Which one is more skewed?

quantsP <- quantile(pineQ$cfs)

((quantsP[3]-quantsP[2]) - (quantsP[2] - quantsP[1])) / quantsP[3] - quantsP[1]

quantsX <- quantile(ExNorm$value)

((quantsX[3]-quantsX[2]) - (quantsX[2] - quantsX[1])) / quantsX[3] - quantsX[1]

7.9 What is a normal distribution and how can we determine if we have one?

The distribution we generated with rnorm() is a normal distribution. The distribution of pineQ discharge is not normal. Now that we’ve looked at different ways to characterize distributions, we have the vocabulary to describe why.

Normal distributions:

  • mean = median, half values to the right, half to the left
  • symmetric (not skewed)
  • single peak

Many statistical tests require that the distribution of the data you put into them is normally distributed. BE CAREFUL! There are also tests that use ranked data. Similar to how the median is resistant to outliers, these rank-based tests are resistant to non-normal data. Two popular ones are Kruskal-Wallis and Wilcoxon rank-sum.

But how far off can you be before you don’t consider a distribution normal? Seems like a judgement call!

R to the rescue! There is a built in test for normality called shapiro.test(), which performs the Shapiro-Wilk test of normality. The hypothesis this test tests is “The distribution is normal.” So if this function returns a p-value less than 0.05, you reject that hypothesis and your distribution is NOT normal.

You can also make a quantile-quantile plot.
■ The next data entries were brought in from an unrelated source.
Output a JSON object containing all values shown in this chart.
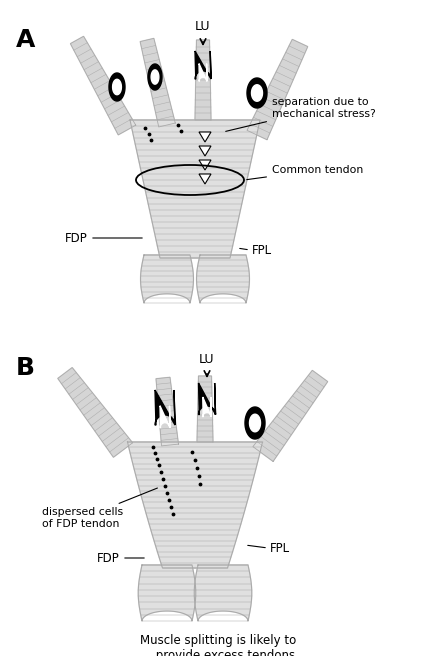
{
  "bg_color": "#ffffff",
  "line_color": "#000000",
  "label_A": "A",
  "label_B": "B",
  "label_LU": "LU",
  "label_FDP_A": "FDP",
  "label_FPL_A": "FPL",
  "label_common": "Common tendon",
  "label_separation": "separation due to\nmechanical stress?",
  "label_dispersed": "dispersed cells\nof FDP tendon",
  "label_FDP_B": "FDP",
  "label_FPL_B": "FPL",
  "label_caption": "Muscle splitting is likely to\n     provide excess tendons.",
  "figsize": [
    4.34,
    6.56
  ],
  "dpi": 100
}
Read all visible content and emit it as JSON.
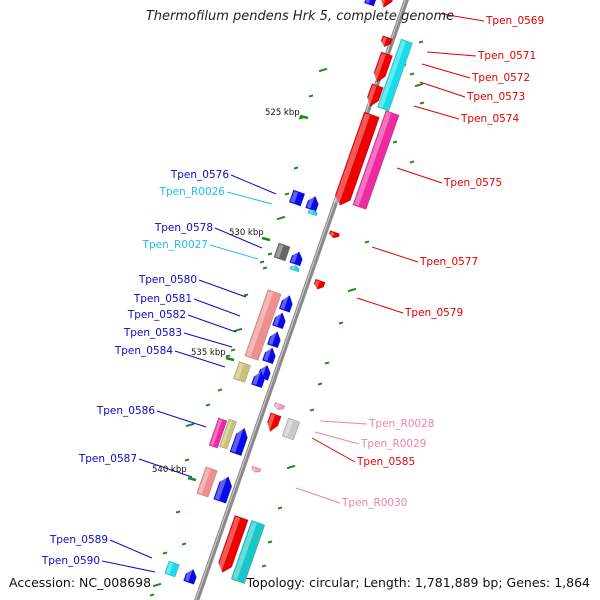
{
  "title": "Thermofilum pendens Hrk 5, complete genome",
  "footer": {
    "accession": "Accession: NC_008698",
    "topology": "Topology: circular; Length: 1,781,889 bp; Genes: 1,864"
  },
  "colors": {
    "backbone": "#8a8a8a",
    "forward_label": "#0a0ac8",
    "reverse_label": "#e00000",
    "trna_label": "#22c0e8",
    "rrna_label": "#f080b0",
    "gc_skew": "#1a8a1a"
  },
  "scale_marks": [
    "525 kbp",
    "530 kbp",
    "535 kbp",
    "540 kbp"
  ],
  "gene_labels": {
    "left": [
      "Tpen_0576",
      "Tpen_R0026",
      "Tpen_0578",
      "Tpen_R0027",
      "Tpen_0580",
      "Tpen_0581",
      "Tpen_0582",
      "Tpen_0583",
      "Tpen_0584",
      "Tpen_0586",
      "Tpen_0587",
      "Tpen_0589",
      "Tpen_0590"
    ],
    "right": [
      "Tpen_0569",
      "Tpen_0571",
      "Tpen_0572",
      "Tpen_0573",
      "Tpen_0574",
      "Tpen_0575",
      "Tpen_0577",
      "Tpen_0579",
      "Tpen_R0028",
      "Tpen_R0029",
      "Tpen_0585",
      "Tpen_R0030"
    ]
  }
}
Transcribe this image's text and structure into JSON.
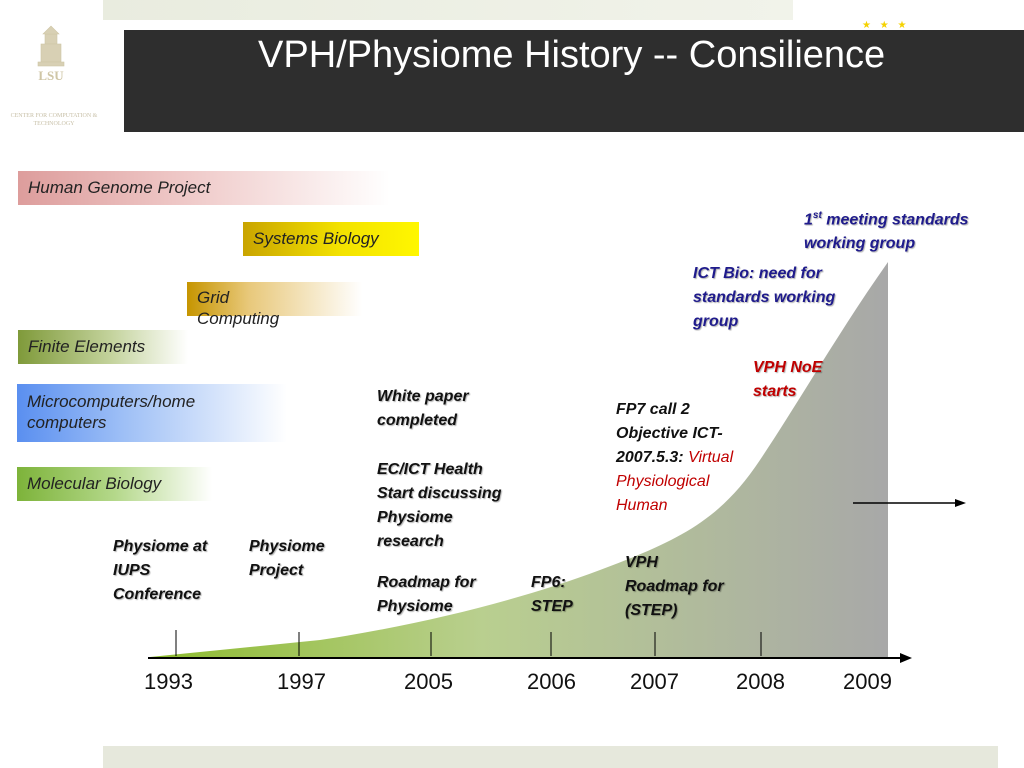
{
  "slide": {
    "title": "VPH/Physiome History -- Consilience"
  },
  "logo": {
    "letters": "LSU",
    "caption": "CENTER FOR COMPUTATION & TECHNOLOGY"
  },
  "bands": {
    "human_genome": "Human Genome Project",
    "systems_biology": "Systems Biology",
    "grid_computing": [
      "Grid",
      "Computing"
    ],
    "finite_elements": "Finite Elements",
    "microcomputers": [
      "Microcomputers/home",
      "computers"
    ],
    "molecular_biology": "Molecular Biology"
  },
  "annotations": {
    "standards_meeting": {
      "sup": "st",
      "num": "1",
      "rest": " meeting standards",
      "line2": "working group"
    },
    "ict_bio": [
      "ICT Bio: need for",
      "standards working",
      "group"
    ],
    "vph_noe": [
      "VPH NoE",
      "starts"
    ],
    "fp7": {
      "line1": "FP7 call 2",
      "line2": "Objective ICT-",
      "line3a": "2007.5.3: ",
      "line3b": "Virtual",
      "line4": "Physiological",
      "line5": "Human"
    },
    "white_paper": [
      "White paper",
      "completed"
    ],
    "ec_ict": [
      "EC/ICT Health",
      "Start discussing",
      "Physiome",
      "research"
    ],
    "roadmap_physiome": [
      "Roadmap for",
      "Physiome"
    ],
    "fp6": [
      "FP6:",
      "STEP"
    ],
    "vph_roadmap": [
      "VPH",
      "Roadmap for",
      "(STEP)"
    ],
    "physiome_iups": [
      "Physiome at",
      "IUPS",
      "Conference"
    ],
    "physiome_project": [
      "Physiome",
      "Project"
    ]
  },
  "timeline": {
    "years": [
      "1993",
      "1997",
      "2005",
      "2006",
      "2007",
      "2008",
      "2009"
    ]
  },
  "colors": {
    "title_bar": "#2e2e2e",
    "annotation_blue": "#1f1b8c",
    "annotation_red": "#c00000"
  }
}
A straight line on this plot indicates a normal distribution, a non-straight line indicates it is not normal.

Let’s test Pine discharge data for normality with the Shapiro test and the Q-Q test.

shapiro.test(pineQ$cfs)

qqnorm(pineQ$cfs)

Let’s also look at the Q-Q plot with some synthetic data.  Create a normal data set and play with the number of values (n, samples). Investigate how changing the number of samples influences the linearity of the Q-Q plot. Also run this code multiple times with the same n and see if/how the results change.

norm <- rnorm(n = 10, mean = 0, sd = 1) %>% 
  as_tibble()

qqnorm(norm$value)

7.10 Homework Q4 (2 pts)

  • Do the results change more from run to run when the n is high or low and why?

7.11 Homework Q5 (2 pts)

Test your all_the_water, ExNorm, and sample_of_water data frames for normality using shapiro test and qqnorm.
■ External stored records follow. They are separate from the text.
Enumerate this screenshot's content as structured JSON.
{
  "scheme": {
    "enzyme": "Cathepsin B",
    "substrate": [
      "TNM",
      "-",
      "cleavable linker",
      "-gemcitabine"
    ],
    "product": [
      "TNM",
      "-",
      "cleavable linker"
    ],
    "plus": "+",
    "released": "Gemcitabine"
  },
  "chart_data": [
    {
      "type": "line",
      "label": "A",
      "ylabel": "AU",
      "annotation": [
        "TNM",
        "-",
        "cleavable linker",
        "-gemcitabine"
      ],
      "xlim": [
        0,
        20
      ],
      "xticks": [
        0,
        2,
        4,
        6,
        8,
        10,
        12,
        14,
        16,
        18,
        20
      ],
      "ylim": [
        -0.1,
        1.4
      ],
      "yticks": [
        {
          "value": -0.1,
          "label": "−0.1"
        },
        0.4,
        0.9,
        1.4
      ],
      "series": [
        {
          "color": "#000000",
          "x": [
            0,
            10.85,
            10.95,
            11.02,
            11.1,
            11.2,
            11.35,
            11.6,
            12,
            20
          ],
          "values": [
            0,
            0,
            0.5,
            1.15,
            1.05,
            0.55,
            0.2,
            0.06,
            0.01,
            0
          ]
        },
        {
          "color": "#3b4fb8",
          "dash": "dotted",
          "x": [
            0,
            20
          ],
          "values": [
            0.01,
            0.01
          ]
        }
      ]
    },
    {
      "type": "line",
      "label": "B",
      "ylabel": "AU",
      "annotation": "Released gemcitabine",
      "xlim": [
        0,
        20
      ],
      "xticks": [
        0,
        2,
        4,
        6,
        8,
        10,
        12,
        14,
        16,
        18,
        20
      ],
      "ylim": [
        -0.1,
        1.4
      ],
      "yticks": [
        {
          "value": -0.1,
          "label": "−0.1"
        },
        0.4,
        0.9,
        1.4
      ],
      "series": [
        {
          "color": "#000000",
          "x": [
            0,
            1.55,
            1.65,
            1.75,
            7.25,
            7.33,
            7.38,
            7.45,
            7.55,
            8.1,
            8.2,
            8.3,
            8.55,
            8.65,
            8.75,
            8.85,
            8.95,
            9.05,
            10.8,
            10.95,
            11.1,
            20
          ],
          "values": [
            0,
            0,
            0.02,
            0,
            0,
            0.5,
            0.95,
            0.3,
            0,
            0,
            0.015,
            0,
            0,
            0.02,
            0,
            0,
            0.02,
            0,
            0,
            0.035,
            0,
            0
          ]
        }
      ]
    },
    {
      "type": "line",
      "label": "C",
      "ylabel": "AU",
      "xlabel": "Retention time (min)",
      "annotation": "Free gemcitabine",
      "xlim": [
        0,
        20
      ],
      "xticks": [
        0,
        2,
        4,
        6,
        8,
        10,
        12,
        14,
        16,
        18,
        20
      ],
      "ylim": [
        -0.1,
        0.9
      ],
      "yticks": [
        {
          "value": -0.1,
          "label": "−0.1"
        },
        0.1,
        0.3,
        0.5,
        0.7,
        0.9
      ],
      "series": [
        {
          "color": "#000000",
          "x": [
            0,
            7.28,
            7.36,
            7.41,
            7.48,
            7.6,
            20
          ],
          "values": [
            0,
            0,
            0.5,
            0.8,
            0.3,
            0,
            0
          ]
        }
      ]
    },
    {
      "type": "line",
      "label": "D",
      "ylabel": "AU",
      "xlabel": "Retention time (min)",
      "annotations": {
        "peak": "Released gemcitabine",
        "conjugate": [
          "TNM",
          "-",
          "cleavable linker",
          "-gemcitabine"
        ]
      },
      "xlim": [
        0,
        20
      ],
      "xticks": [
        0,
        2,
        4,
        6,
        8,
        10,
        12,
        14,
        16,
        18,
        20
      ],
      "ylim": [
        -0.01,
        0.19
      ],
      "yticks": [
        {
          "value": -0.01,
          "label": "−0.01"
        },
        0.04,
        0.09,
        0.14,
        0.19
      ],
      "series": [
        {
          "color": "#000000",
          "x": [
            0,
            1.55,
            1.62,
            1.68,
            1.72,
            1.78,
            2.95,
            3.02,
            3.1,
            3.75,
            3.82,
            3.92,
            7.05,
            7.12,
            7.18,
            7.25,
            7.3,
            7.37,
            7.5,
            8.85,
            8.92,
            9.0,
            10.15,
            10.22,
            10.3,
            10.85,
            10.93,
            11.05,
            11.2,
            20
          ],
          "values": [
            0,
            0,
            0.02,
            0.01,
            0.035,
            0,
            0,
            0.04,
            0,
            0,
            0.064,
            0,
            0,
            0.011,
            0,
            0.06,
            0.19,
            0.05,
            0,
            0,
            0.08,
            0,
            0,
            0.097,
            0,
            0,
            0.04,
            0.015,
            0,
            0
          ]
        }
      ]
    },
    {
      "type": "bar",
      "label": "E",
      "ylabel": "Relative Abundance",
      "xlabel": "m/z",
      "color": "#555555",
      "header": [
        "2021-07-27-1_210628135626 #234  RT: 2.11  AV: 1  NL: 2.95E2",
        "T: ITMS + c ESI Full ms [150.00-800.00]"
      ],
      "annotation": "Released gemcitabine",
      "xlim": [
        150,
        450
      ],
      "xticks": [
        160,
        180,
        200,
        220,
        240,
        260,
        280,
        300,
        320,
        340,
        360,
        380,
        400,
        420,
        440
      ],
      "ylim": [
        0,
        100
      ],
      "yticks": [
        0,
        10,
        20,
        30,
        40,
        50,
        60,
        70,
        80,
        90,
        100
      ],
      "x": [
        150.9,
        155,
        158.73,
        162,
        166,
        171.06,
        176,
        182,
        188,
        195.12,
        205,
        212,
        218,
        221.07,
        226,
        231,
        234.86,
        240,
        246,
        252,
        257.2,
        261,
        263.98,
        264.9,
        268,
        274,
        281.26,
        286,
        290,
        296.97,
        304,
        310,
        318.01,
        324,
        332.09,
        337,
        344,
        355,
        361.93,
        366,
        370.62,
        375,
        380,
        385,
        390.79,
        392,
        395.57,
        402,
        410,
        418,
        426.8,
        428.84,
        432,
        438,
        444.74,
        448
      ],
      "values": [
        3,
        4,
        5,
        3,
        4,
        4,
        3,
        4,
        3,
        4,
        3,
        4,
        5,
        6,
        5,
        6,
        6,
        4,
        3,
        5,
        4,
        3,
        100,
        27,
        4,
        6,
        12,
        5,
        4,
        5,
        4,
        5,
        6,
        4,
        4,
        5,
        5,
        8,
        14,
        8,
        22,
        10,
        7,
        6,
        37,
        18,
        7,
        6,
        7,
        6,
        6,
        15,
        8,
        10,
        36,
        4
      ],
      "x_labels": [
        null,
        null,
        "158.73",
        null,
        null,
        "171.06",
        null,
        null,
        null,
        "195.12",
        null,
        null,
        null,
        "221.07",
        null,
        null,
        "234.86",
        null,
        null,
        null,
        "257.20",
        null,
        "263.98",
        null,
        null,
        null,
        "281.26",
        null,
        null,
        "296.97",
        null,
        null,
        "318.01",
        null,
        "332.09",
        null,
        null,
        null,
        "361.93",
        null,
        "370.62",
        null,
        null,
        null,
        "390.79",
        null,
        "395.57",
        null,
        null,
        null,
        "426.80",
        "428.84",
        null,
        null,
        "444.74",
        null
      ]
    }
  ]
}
Note: The shapiro.test will only accept 5000 values so the all_the_water data frame is too large. The reason for this is that in many fields (e.g., social science) an n of 5000 would be VERY large and would result in a normal distribution. In hydrology and the earth and environmental sciences in genreal we routinely have data sets that are MUCH larger than n = 5000 and the are STILL non-normal. To manage this situation we can use a different test, the Kolmogorov-Smirnov normality test which is in the “nortest” package and the test is called lillie.test. Lillie is short for Lilliefors test which is based on the Koolmogorv-Smirnov test. See below

See here for documentation of tests contained in the nortest package

# shapiro.test(all_the_water$value) # won't work. n is too big. 

# but we can use a test that CAN take large sample sizes. Here we use the Lilliefors test.
#install.packages("nortest")
library(nortest)
lillie.test(all_the_water$value)

# and here we can use another normality test from the "nortest" package called the Anderson-Darling test. 
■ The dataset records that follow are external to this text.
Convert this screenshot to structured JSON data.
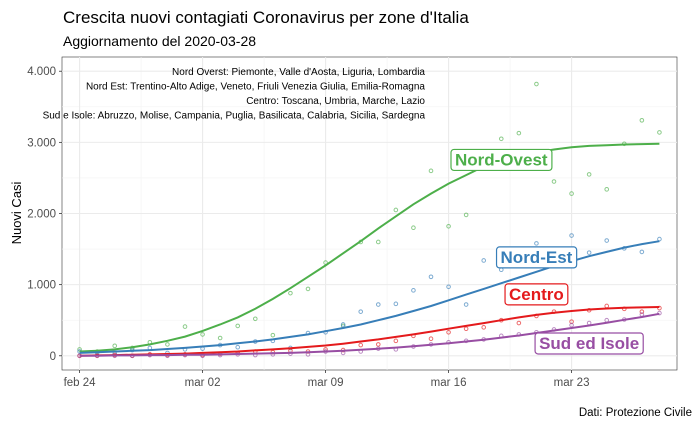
{
  "chart_data": {
    "type": "scatter",
    "title": "Crescita nuovi contagiati Coronavirus per zone d'Italia",
    "subtitle": "Aggiornamento del 2020-03-28",
    "xlabel": "",
    "ylabel": "Nuovi Casi",
    "caption": "Dati: Protezione Civile",
    "xlim": [
      "2020-02-23",
      "2020-03-29"
    ],
    "ylim": [
      -200,
      4200
    ],
    "grid": true,
    "legend": "none",
    "x_ticks": [
      {
        "date": "2020-02-24",
        "label": "feb 24"
      },
      {
        "date": "2020-03-02",
        "label": "mar 02"
      },
      {
        "date": "2020-03-09",
        "label": "mar 09"
      },
      {
        "date": "2020-03-16",
        "label": "mar 16"
      },
      {
        "date": "2020-03-23",
        "label": "mar 23"
      }
    ],
    "y_ticks": [
      {
        "value": 0,
        "label": "0"
      },
      {
        "value": 1000,
        "label": "1.000"
      },
      {
        "value": 2000,
        "label": "2.000"
      },
      {
        "value": 3000,
        "label": "3.000"
      },
      {
        "value": 4000,
        "label": "4.000"
      }
    ],
    "notes": [
      "Nord Overst: Piemonte, Valle d'Aosta, Liguria, Lombardia",
      "Nord Est: Trentino-Alto Adige, Veneto, Friuli Venezia Giulia, Emilia-Romagna",
      "Centro: Toscana, Umbria, Marche, Lazio",
      "Sud e Isole: Abruzzo, Molise, Campania, Puglia, Basilicata, Calabria, Sicilia, Sardegna"
    ],
    "dates": [
      "2020-02-24",
      "2020-02-25",
      "2020-02-26",
      "2020-02-27",
      "2020-02-28",
      "2020-02-29",
      "2020-03-01",
      "2020-03-02",
      "2020-03-03",
      "2020-03-04",
      "2020-03-05",
      "2020-03-06",
      "2020-03-07",
      "2020-03-08",
      "2020-03-09",
      "2020-03-10",
      "2020-03-11",
      "2020-03-12",
      "2020-03-13",
      "2020-03-14",
      "2020-03-15",
      "2020-03-16",
      "2020-03-17",
      "2020-03-18",
      "2020-03-19",
      "2020-03-20",
      "2020-03-21",
      "2020-03-22",
      "2020-03-23",
      "2020-03-24",
      "2020-03-25",
      "2020-03-26",
      "2020-03-27",
      "2020-03-28"
    ],
    "series": [
      {
        "name": "Nord-Ovest",
        "color": "#4daf4a",
        "label_anchor": {
          "date": "2020-03-19",
          "value": 2760
        },
        "points": [
          90,
          60,
          140,
          110,
          190,
          160,
          410,
          300,
          250,
          420,
          520,
          290,
          880,
          940,
          1310,
          420,
          1600,
          1600,
          2050,
          1800,
          2600,
          1820,
          1980,
          2720,
          3050,
          3130,
          3820,
          2450,
          2280,
          2550,
          2340,
          2980,
          3310,
          3140
        ],
        "smooth": [
          60,
          70,
          90,
          120,
          160,
          210,
          270,
          350,
          440,
          540,
          660,
          800,
          950,
          1110,
          1270,
          1440,
          1610,
          1790,
          1960,
          2130,
          2280,
          2420,
          2540,
          2660,
          2740,
          2810,
          2860,
          2900,
          2930,
          2950,
          2960,
          2970,
          2975,
          2980
        ]
      },
      {
        "name": "Nord-Est",
        "color": "#377eb8",
        "label_anchor": {
          "date": "2020-03-21",
          "value": 1390
        },
        "points": [
          60,
          40,
          30,
          80,
          110,
          40,
          90,
          100,
          150,
          120,
          200,
          210,
          110,
          320,
          330,
          440,
          620,
          720,
          730,
          920,
          1110,
          970,
          720,
          1340,
          1210,
          1430,
          1580,
          1380,
          1690,
          1450,
          1620,
          1510,
          1460,
          1640
        ],
        "smooth": [
          40,
          50,
          60,
          70,
          80,
          95,
          110,
          130,
          150,
          175,
          200,
          230,
          265,
          300,
          345,
          390,
          440,
          500,
          560,
          630,
          700,
          780,
          860,
          940,
          1020,
          1100,
          1180,
          1260,
          1330,
          1400,
          1460,
          1520,
          1570,
          1610
        ]
      },
      {
        "name": "Centro",
        "color": "#e41a1c",
        "label_anchor": {
          "date": "2020-03-21",
          "value": 870
        },
        "points": [
          0,
          0,
          10,
          0,
          20,
          10,
          20,
          10,
          30,
          40,
          60,
          50,
          70,
          60,
          90,
          80,
          150,
          160,
          210,
          280,
          240,
          330,
          380,
          400,
          500,
          460,
          560,
          620,
          480,
          640,
          700,
          660,
          620,
          670
        ],
        "smooth": [
          0,
          5,
          10,
          15,
          20,
          25,
          30,
          40,
          50,
          60,
          75,
          90,
          105,
          125,
          145,
          170,
          200,
          230,
          265,
          300,
          340,
          380,
          420,
          460,
          500,
          540,
          575,
          605,
          630,
          650,
          665,
          675,
          680,
          685
        ]
      },
      {
        "name": "Sud ed Isole",
        "color": "#984ea3",
        "label_anchor": {
          "date": "2020-03-24",
          "value": 180
        },
        "points": [
          0,
          0,
          0,
          0,
          10,
          0,
          10,
          0,
          10,
          20,
          10,
          20,
          30,
          20,
          60,
          40,
          60,
          100,
          90,
          130,
          160,
          190,
          210,
          230,
          280,
          300,
          330,
          370,
          430,
          460,
          500,
          510,
          580,
          600
        ],
        "smooth": [
          0,
          0,
          5,
          5,
          10,
          10,
          15,
          15,
          20,
          25,
          30,
          35,
          40,
          50,
          60,
          70,
          85,
          100,
          115,
          135,
          155,
          175,
          200,
          225,
          255,
          285,
          320,
          355,
          390,
          425,
          465,
          505,
          545,
          590
        ]
      }
    ]
  }
}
ad.test(all_the_water$value)

# Point being, there are a number of tests for normality that we can apply. 
  • According to the tests you’ve just performed, which datasets ARE and which datesets are NOT normal?

7.12 Deliverable (10 pts, due Thursday 2/15 by 11:59 PM)

  • Write up your answers to HW questions 1 - 5 in a word doc and submit on D2L.